Multiple nodes slurm training
Salvatore-tech opened this issue · 2 comments
Good morning,
I have read the documentation about finetuning and i'd like to lauch train.py to finetune PwcNet on my dataset loading a checkpoint file.
I have created a script to load the dataset under /configs/base/datasets and used in the config script under /configs/pwcnet.
I'd like to reduce the training time, using all the resource i have available on a small cluster with 4 nodes and 4 GPU (NVLINK) NVIDIA Tesla V100 32GB SXM2.
Do you see any rooms for improvements with the following command?
srun -p xgpu --job-name=pwc_kitti --gres=gpu:4 --ntasks=16 --ntasks-per-node=4 --cpus-per-task=2 --kill-on-bad-exit=1 python -u tools/train.py $MMFLOW/configs/pwcnet/pwcnet_ft_4x1_300k_kitti_320x896.py --work-dir=$MMFLOW/work_dir/pwckitti --launcher=slurm
It estimates about 1 day to complete finetuning, do you think i'm using all 4 nodes correctly?
If so, can i reduce the training iterations to require less time?
Thanks in advance!
Your command can use all your resources.
If you want to reduce the training time, you can reduce the number of iterations. The config in pwcnet_ft_4x1_300k_kitti_320x896.py
follows the settings of the original paper, which means the batch size
is 4.
According to your command, your batch size
is increased to 16, so there is no need to train as many times as the original paper.

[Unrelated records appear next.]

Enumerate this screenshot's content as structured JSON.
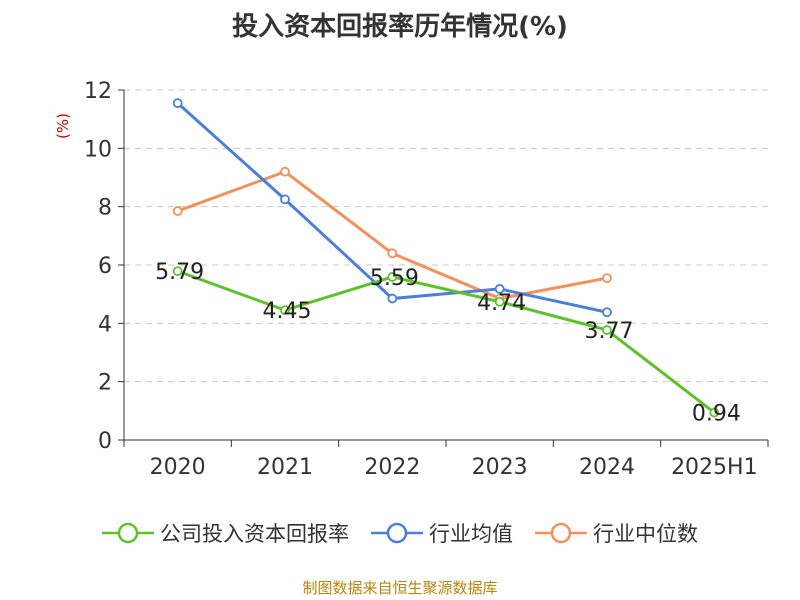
{
  "chart_data": {
    "type": "line",
    "title": "投入资本回报率历年情况(%)",
    "ylabel": "(%)",
    "xlabel": "",
    "categories": [
      "2020",
      "2021",
      "2022",
      "2023",
      "2024",
      "2025H1"
    ],
    "ylim": [
      0,
      12
    ],
    "yticks": [
      0,
      2,
      4,
      6,
      8,
      10,
      12
    ],
    "grid": true,
    "legend_position": "bottom",
    "series": [
      {
        "name": "公司投入资本回报率",
        "color": "#5dc22a",
        "values": [
          5.79,
          4.45,
          5.59,
          4.74,
          3.77,
          0.94
        ],
        "labels": [
          "5.79",
          "4.45",
          "5.59",
          "4.74",
          "3.77",
          "0.94"
        ]
      },
      {
        "name": "行业均值",
        "color": "#4a7fdc",
        "values": [
          11.55,
          8.25,
          4.85,
          5.18,
          4.38,
          null
        ]
      },
      {
        "name": "行业中位数",
        "color": "#f4905a",
        "values": [
          7.85,
          9.2,
          6.4,
          4.85,
          5.55,
          null
        ]
      }
    ]
  },
  "source": "制图数据来自恒生聚源数据库"
}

Besides, according to my experience in using SGD
, when the batch size
is increased by a factor of 4, the learning rate
should also be increased by a factor of 4. This change can help speed up the convergence. But the optical flow task uses Adam
as the optimizer, so I'm not sure if this strategy will still work well, you can have a try.
Thanks @Zachary-66 for your answer, i'm closing it.